The Yang-Mills equations are \begin{equation} D\star F = 0,\tag{3} \end{equation} along with the Bianchi Identity \begin{equation} DF = 0.\tag{4} \end{equation}

Clearly, $D$ contains the usual gauge covariant exterior derivative \begin{equation} DF = dF + [A\wedge F]\tag{5} \end{equation} with respect to the $SU(2)$ connection.
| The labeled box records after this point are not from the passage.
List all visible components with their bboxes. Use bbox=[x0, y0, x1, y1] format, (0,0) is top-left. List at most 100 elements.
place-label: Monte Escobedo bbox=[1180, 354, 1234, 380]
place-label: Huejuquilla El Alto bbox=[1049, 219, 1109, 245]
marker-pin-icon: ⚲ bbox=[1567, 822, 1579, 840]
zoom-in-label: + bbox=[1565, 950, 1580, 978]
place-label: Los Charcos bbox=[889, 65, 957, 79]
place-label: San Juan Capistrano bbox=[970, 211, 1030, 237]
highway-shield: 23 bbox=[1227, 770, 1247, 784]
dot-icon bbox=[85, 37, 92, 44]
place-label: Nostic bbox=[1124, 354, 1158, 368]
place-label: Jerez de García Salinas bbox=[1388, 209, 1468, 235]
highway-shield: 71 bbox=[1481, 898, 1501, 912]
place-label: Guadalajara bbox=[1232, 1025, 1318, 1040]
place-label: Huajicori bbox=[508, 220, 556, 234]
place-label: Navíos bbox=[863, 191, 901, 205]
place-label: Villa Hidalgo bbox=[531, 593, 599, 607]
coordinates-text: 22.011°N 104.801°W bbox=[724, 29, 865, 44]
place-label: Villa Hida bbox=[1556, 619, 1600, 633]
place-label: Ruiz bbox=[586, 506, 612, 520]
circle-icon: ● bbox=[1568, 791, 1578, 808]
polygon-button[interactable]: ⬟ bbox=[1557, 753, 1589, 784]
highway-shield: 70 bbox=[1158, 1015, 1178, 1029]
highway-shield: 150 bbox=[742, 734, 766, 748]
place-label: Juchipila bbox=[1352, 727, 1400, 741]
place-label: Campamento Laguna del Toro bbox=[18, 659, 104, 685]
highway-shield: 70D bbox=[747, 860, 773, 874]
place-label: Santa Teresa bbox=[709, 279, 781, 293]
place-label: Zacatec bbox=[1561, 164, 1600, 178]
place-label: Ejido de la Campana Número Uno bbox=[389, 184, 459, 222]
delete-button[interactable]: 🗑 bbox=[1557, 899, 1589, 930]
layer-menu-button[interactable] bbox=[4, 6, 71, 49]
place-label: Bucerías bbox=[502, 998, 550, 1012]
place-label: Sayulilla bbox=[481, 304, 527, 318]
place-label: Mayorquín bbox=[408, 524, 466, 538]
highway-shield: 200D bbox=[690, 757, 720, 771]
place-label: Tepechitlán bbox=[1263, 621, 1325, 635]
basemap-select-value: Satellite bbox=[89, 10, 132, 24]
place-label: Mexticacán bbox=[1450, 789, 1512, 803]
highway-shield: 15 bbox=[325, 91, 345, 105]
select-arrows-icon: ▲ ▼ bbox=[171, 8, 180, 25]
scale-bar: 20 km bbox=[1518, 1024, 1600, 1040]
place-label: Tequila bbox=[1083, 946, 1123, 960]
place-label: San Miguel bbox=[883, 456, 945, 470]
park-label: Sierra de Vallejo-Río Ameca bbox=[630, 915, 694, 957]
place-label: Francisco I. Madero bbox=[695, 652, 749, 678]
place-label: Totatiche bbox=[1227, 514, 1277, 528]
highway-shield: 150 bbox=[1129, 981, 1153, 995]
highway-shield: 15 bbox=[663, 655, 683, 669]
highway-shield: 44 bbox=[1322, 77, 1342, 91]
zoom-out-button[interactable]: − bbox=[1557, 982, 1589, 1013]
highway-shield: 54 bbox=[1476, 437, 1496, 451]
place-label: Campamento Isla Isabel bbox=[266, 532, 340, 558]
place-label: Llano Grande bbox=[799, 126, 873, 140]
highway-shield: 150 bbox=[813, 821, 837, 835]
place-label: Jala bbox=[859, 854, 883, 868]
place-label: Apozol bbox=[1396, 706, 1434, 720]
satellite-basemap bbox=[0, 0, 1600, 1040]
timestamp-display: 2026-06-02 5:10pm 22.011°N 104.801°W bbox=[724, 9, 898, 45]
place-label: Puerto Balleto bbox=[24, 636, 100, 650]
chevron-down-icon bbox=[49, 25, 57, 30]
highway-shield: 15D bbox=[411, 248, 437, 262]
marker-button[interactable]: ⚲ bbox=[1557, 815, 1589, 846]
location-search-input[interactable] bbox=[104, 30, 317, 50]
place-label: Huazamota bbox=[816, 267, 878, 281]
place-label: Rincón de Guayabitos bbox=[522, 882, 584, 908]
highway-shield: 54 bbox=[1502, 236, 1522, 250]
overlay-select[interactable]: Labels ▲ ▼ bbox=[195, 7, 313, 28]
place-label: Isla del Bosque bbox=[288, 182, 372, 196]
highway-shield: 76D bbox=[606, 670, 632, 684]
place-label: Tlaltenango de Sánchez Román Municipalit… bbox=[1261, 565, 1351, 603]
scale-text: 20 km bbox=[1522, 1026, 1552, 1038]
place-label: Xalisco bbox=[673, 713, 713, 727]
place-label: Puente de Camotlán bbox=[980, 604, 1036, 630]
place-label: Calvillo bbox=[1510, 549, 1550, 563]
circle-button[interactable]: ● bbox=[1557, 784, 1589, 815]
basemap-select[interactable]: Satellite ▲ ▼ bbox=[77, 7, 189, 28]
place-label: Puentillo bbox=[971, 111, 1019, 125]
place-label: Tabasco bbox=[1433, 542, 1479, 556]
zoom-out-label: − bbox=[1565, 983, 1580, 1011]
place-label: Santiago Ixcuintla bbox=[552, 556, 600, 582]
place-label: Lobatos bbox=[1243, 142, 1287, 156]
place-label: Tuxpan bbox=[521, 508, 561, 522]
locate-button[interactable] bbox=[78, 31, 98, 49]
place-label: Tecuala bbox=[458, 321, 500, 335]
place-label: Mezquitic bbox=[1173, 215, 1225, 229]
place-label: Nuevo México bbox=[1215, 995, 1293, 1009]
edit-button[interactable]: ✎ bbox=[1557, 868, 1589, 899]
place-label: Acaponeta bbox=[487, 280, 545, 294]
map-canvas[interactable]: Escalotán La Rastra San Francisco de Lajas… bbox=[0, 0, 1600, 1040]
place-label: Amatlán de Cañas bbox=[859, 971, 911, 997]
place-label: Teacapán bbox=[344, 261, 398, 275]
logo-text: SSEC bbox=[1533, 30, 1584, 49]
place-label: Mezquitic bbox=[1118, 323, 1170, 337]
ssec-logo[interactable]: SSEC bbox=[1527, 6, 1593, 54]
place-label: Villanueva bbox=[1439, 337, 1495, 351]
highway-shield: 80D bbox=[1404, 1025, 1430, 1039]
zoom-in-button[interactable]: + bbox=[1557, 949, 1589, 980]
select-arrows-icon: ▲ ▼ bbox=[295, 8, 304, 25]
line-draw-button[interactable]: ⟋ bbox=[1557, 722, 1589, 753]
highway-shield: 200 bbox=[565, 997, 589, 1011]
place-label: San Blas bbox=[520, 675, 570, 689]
Here is where my question arises: since the Yang-Mills field lives in curved spacetime, shouldn't the gauge covariant exterior derivative include additional terms which describe the usual covariant derivative of $F$ with respect to the Levi-Civita connection on the spacetime manifold?

Answer 1

OP is considering Yang-Mills theory over a curved base space $(M,g)$. If the base space connection is the Levi-Civita connection $\nabla^{LC}=\partial+\Gamma$, then it doesn't matter whether one uses the gauge-covariant derivative $D=\partial+A$ or the full covariant derivative $\nabla=D+\Gamma$ since the Christoffel symbols $\Gamma$ drops out of the Yang-Mills theory and OP's eqs. (3), (4) and (5). This is mainly due to the torsionfreeness of the Levi-Civita connection $\nabla^{LC}$.

Answer 2

Levi-Civita connection makes its appearance only when some quantity is covariant under local Lorentz transformations. But if everything is invariant under local Lorentz transformations, the Levi-Civita connection is irrelevant. The metric and YM fields (which are of concern in Yang-Mills theory in curved space time) are invariant, while Riemann curvature is covariant (which is of concern in general relativity). That is why Christoffel symbol drops out of the Yang-Mills theory and OP's eqs. (3), (4) and (5). This fact has nothing to do with torsionfreeness condition of the Levi-Civita connection as the other answer is suggesting. It's true even under non-zero torsion condition.

A side note: Bianchi Identity is the same regardless of flat or curved space time, since metric does not show up in Bianchi Identity. On the otherhand, the Hodge dual $\star$ in Yang-Mills equation is metric-dependent.